We still struggled with the latch and supply. We had completely used our donor milk supply and desperately needed more. The milk bank gave us their last bottle they had one evening before closing and weren’t going to have any more for a few days. I felt guilty, embarrassed and felt like I was depriving other pēpi but they reassured me this was not the case.

It was my midwife who got me in touch with a community lactation consultant through Te Puawaitanga. Together we checked the latch, palate and feeding style. A part of me was hoping there was a “real” reason I couldn’t do this. But there was nothing at all. It was simply a trial and error for my daughter and I. Something we would both eventually learn, something we would eventually get the hang of, well this is what everyone kept telling me…

I had such a great support network, my midwife visited more than usual, I had weekly check ins with the community lactation consultant and I had gone through 3 different styles of pumps to find what worked for me.

My daughter was 3 weeks old when I woke one morning to drenched breast pads! What a relief this was! I had marble like lumps and bumps all over my breasts! I was so happy with this feeling. It was pain I wanted to feel! I was engorged and I was happy about it! Still for weeks we had to work on the latch. Breast feeding took me eight weeks to fully establish. Even with this established I ran into severe nipple pain, cracked nipples, and an infection in one side after the eight week period. Finally when my daughter was three months old I could confidently feed without any assistance of a nipple shield, I had no pain, I had no issues.

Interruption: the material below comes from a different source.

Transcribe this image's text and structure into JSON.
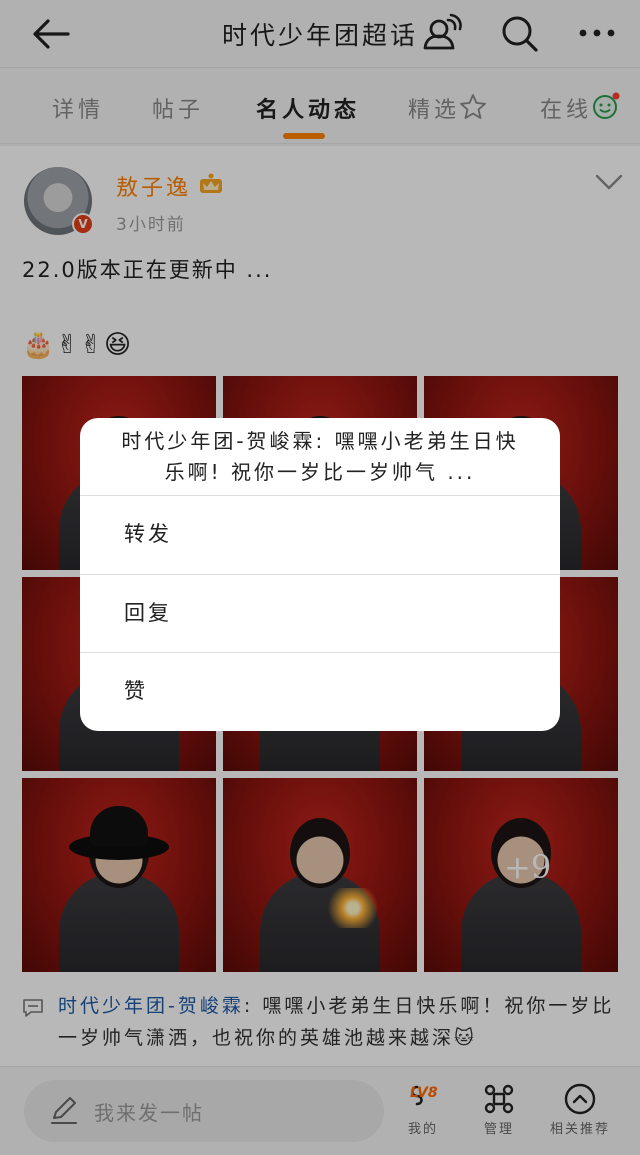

For the first 6 months of our breast feeding journey I was pumping after every feed. I managed to pump enough for a freezer supply of milk. With that in mind I wanted to give back to the milk bank. When my daughter was six months old I started the process of this. With a few blood tests and questionnaires completed I was compatible to donate. I felt so good about this and enjoyed the process of pumping knowing my milk was going to help someone else who may be in the same situation I was! After pumping for various hours, freezing milk and then donating I received a call from the milk bank saying that some of the milk had a high bacteria count and they had to discard the breast milk. This was absolutely heart breaking. I had worked so hard to build my supply for it to go down the drain! However, this can be quite common when you first donate due to process. So I reevaluated and pumped again and donated again. 2 litres later and I felt satisfied that I had done what was right for my daughter and myself.

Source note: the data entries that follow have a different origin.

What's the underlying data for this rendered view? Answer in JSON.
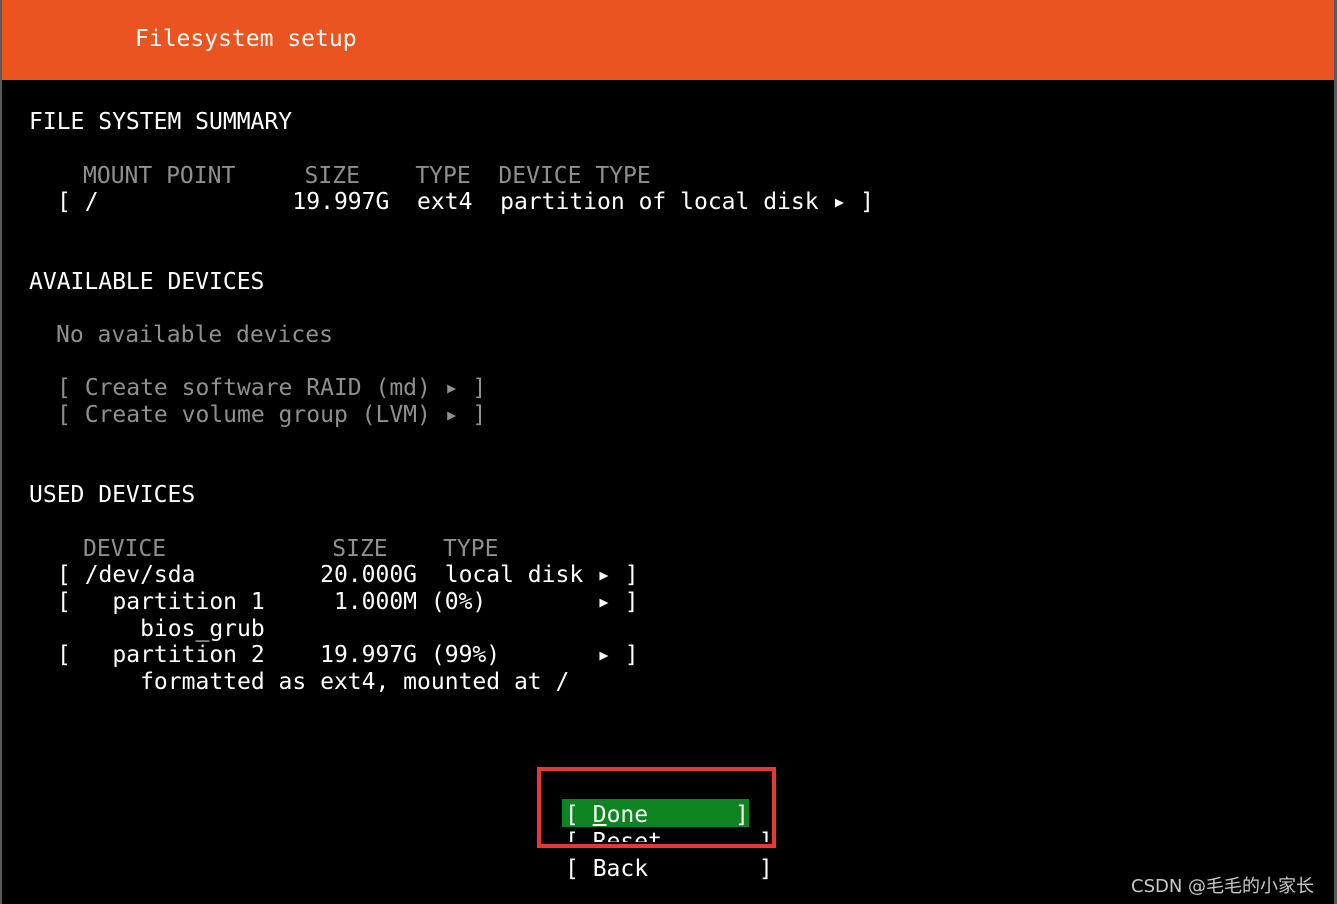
{
  "header": {
    "title": "Filesystem setup"
  },
  "summary": {
    "heading": "FILE SYSTEM SUMMARY",
    "columns": "MOUNT POINT     SIZE    TYPE  DEVICE TYPE",
    "rows": [
      "[ /              19.997G  ext4  partition of local disk ▸ ]"
    ]
  },
  "available": {
    "heading": "AVAILABLE DEVICES",
    "empty_text": "No available devices",
    "actions": [
      "[ Create software RAID (md) ▸ ]",
      "[ Create volume group (LVM) ▸ ]"
    ]
  },
  "used": {
    "heading": "USED DEVICES",
    "columns": "DEVICE            SIZE    TYPE",
    "rows": [
      "[ /dev/sda         20.000G  local disk ▸ ]",
      "[   partition 1     1.000M (0%)        ▸ ]",
      "      bios_grub",
      "[   partition 2    19.997G (99%)       ▸ ]",
      "      formatted as ext4, mounted at /"
    ]
  },
  "buttons": {
    "done": {
      "open": "[ ",
      "accel": "D",
      "rest": "one",
      "close": "]"
    },
    "reset": "[ Reset       ]",
    "back": "[ Back        ]"
  },
  "watermark": "CSDN @毛毛的小家长",
  "colors": {
    "header_bg": "#e95420",
    "button_focus_bg": "#0e8420",
    "annotation_box": "#e53935"
  }
}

My daughter is nearly one, still breast fed and doesn’t look like she’s going to give it in any time soon. I absolutely love the bonding process it has had on me. I have learned so much and am grateful that it was even an option for me. I am so proud of myself. I persisted with the hardest thing of my life while my mental health really took a toll. Our breast feeding journey isn’t over just yet but I will never take it for granted.